The pamphleteers of the British civil war were not necessarily sentenced to siilence. It was too late for that: as Samuel Hartlib, a friend of Milton, predicted in 1641, "the art of Printing will so spread knowledge that the common people, knowing their own rights and liberties will not be governed by way of oppression..." The people, indeed, had come to understand their power, but the print medium itself actually contributed to their governance by way of oppression. The ruling powers could most effectively impose their authority by means of a medium predisposed to tyranny. It became clear to the authorities of the Commonwealth that journalism, controlled or uncontrolled, had become a permanent social and political phenomenon. "Once the public had become interested and aware of its craving for information, ways and means were inevitably found to satisfy this demand... Gradually the problem shifted from one of suppression of all information to one of determining what and by what means information should be doled out" (Herd 42). The answer: institutionalizing the newspaper and the modern magazine, which fulfilled at once the public's desire for information, but ensured that government officials and aristocrats could regulate the content of printed material.

Serial newspapers, born in the 1620s, proliferated around the early 50s when pamphleteering abated. Parliamentary authorities commissioned newspapers geared in content towards the commoners --- that is, littered with cabalistic intrigue which kept the masses distracted and obedient. Parliament-ordained monopoly on printing rights, which limited the number of printing masters to twenty persisted for most of seventeenth century (although underground unlicensed printing existed; Milton, for one, took advantage of it). Such newspapers as The London Gazette --- under the strict jurisdiction of Parliament --- were, for all intensive purposes, the sole means of spreading political news until 1679 when public excitement, political commitment and the expiration of licensing provisions led to a sudden proliferation of unlicensed newspapers. By the turn of the century when periodicals such as Steele's Tatler, Addison's Spectator, and Defoe's Review emerged, thereby privatizing the dissemination of news even though they suffered under heavy taxing. Still, however, print media were controlled if not directly by the government, by members of the aristocracy. The anarchic hayday of pamphleteering had become co-opted by the hierarchy.

In conclusion, we cannot dismiss this rash of democratized expression and the political innovations of 1620-40 as inconsequential on the grounds that political order was reestablished under the third Stewart monarch, Charles II. "In the writings of the pamphleteers and in the demands of political and religious minorities are to be discovered the seeds from which later grew the doctrines of religious toleration, democracy in government, and liberty of the press" (Seibert 223).

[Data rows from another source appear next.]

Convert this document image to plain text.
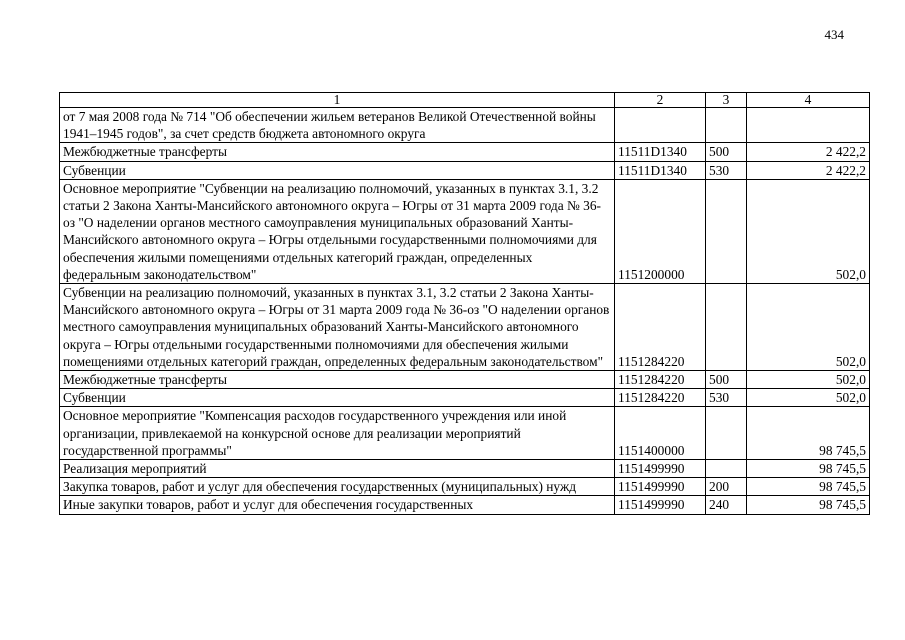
434
1	2	3	4
от 7 мая 2008 года № 714 "Об обеспечении жильем ветеранов Великой Отечественной войны 1941–1945 годов", за счет средств бюджета автономного округа			
Межбюджетные трансферты	11511D1340	500	2 422,2
Субвенции	11511D1340	530	2 422,2
Основное мероприятие "Субвенции на реализацию полномочий, указанных в пунктах 3.1, 3.2 статьи 2 Закона Ханты-Мансийского автономного округа – Югры от 31 марта 2009 года № 36-оз "О наделении органов местного самоуправления муниципальных образований Ханты-Мансийского автономного округа – Югры отдельными государственными полномочиями для обеспечения жилыми помещениями отдельных категорий граждан, определенных федеральным законодательством"	1151200000		502,0
Субвенции на реализацию полномочий, указанных в пунктах 3.1, 3.2 статьи 2 Закона Ханты-Мансийского автономного округа – Югры от 31 марта 2009 года № 36-оз "О наделении органов местного самоуправления муниципальных образований Ханты-Мансийского автономного округа – Югры отдельными государственными полномочиями для обеспечения жилыми помещениями отдельных категорий граждан, определенных федеральным законодательством"	1151284220		502,0
Межбюджетные трансферты	1151284220	500	502,0
Субвенции	1151284220	530	502,0
Основное мероприятие "Компенсация расходов государственного учреждения или иной организации, привлекаемой на конкурсной основе для реализации мероприятий государственной программы"	1151400000		98 745,5
Реализация мероприятий	1151499990		98 745,5
Закупка товаров, работ и услуг для обеспечения государственных (муниципальных) нужд	1151499990	200	98 745,5
Иные закупки товаров, работ и услуг для обеспечения государственных	1151499990	240	98 745,5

Before continuing on to a discussion of digital media as agents of cultural change, I must qualify my usage of the term "revolution." The media revolution surrounding the British Civil War met a fate of some consequence --- that is, the anarchic expression in which pamphleteers took part brought about alarmingly literal ramifications: a revolution of bloodshed and the decapitation of a divinely-ordained (according to tradition) leader. With this in mind, the subsequent restoration of hierarchical rule made sense since vicious words turned out to be literal weapons. The digital revolution which presently gains ground is, thus far, a peaceful one. Were this literary activity to incite physical violence, I don't doubt we would have seriously to reconsider the amenities of the paradigmatic shift that the future potentially holds.